Иди, вещай с горы - страница 11



Достигнув вершины, Джон остановился и так стоял некоторое время, опершись подбородком на руки, и глядел вниз. Здесь он чувствовал себя великаном, чей гнев мог разрушить город до основания, деспотом, способным раздавить его одним усилием ступни, долгожданным завоевателем, путь которого усеян цветами, и толпы людей восклицают: «Осанна!» Он будет самым могущественным, самым любимым помазанником Божьим и будет жить в этом сверкающем городе, который его предки видели в мечтах. Ведь город принадлежал ему, об этом говорили сами жители, и стоит только с громким криком сбежать вниз, как они обнимут его и покажут неведомые чудеса.

Однако Джон так и остался стоять на холме. Ему вспомнились люди, каких он встречал в этом городе, и в их глазах не было любви. Вспомнилась их быстрая и тяжелая поступь, темно-серая одежда, пустые, не замечающие его глаза – в лучшем случае горожане ухмылялись при встрече с ним. Вспомнились непрерывно мерцавшие над головой огни и ощущение себя полным чужаком. А потом Джон подумал об отце и матери, о простертых к нему руках, они хотели спасти его от этого города, где, по их словам, душу ждет погибель.

И действительно, разве не погибель хлюпала под ногами прохожих, кричала из всех фонарей, вопила из каждой гигантской башни? Знаки сатаны горели на лицах людей у кинотеатров и на огромных постерах, склонявших человека к греху. Рев этих обреченных несся по Бродвею, где автомобили, автобусы и спешащие куда-то прохожие ежеминутно подвергались смертельной опасности. Да, дорога к смерти была широкой[4], и многие шли по ней, а дорога к вечной жизни была узкой, и мало кто ее находил. Однако сам Джон не стремился ступить на узкий путь, по которому двигался его народ.
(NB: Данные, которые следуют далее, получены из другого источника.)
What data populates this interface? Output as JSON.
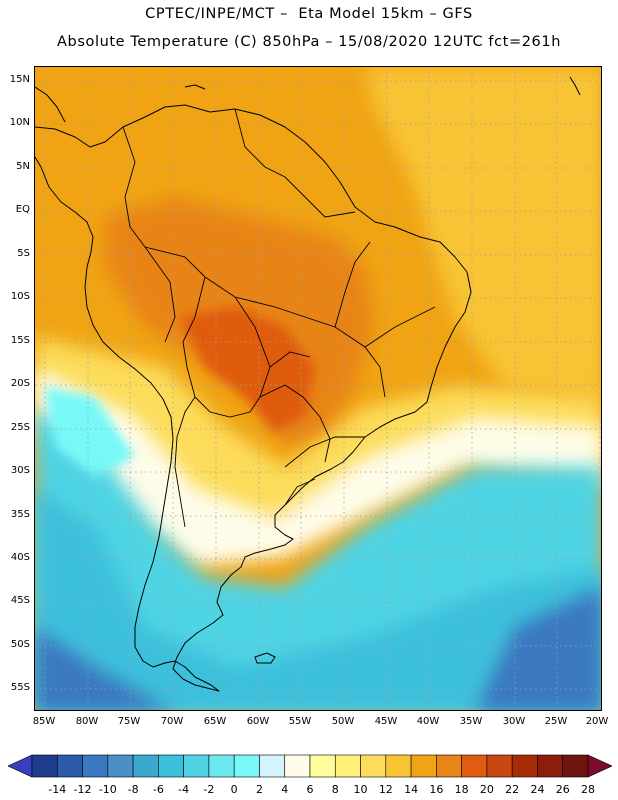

На этом пути не высились небоскребы, пронзавшие, казалось, неизменные облака; здесь скученно жались к грязной земле низенькие домишки; улицы, коридоры и комнаты были темные, а в воздухе витал неистребимый запах пыли, пота, мочи и домашнего джина. На этом узком – крестном – пути Джона ожидало лишь вечное унижение, а в будущем дом – такой же, как у его отца, такая же церковь и работа и такое же будущее, в котором он незаметно состарится и превратится в чернокожего старика, не знавшего ничего, кроме голода и работы. Этот крестный путь уже принес ему пустой желудок, согнул спину матери; никто в их семье никогда не носил хорошую одежду. Другое дело – здесь, где дома соперничают в могуществе с Богом, а мужчины и женщины не боятся Его гнева. Тут он мог бы есть и пить, сколько душе угодно, одеваться в роскошные ткани, приятные и на вид, и на ощупь. А его душа? Что будет с ней, когда он умрет и предстанет перед судом? Поможет ли ему тогда власть над городом? Стоит ли ради краткого наслаждения потерять вечное блаженство?

Но вечное блаженство трудно представить, а раскинувшийся перед ним город был реальным. В смущении Джон стоял на тающем снегу, а затем побежал с холма вниз. Ему казалось, будто он летит, и Джон подумал: «Я смогу снова взобраться. Если что, я всегда смогу взобраться снова». У подножия холма, где земля резко сменялась гравиевой дорожкой, он чуть не сбил с ног пожилого белого мужчину с седой бородой, который шел очень медленно, опираясь на трость. Оба в удивлении застыли, глядя друг на друга. Джон хотел извиниться, но ему мешало затрудненное дыхание. И тут старик улыбнулся. Джон улыбнулся в ответ. Словно оба знали один, только им двоим ведомый секрет. Старик двинулся дальше. Солнце заливало парк. На ветвях и стволах деревьев лед медленно подтаивал под бледными, но жгучими солнечными лучами.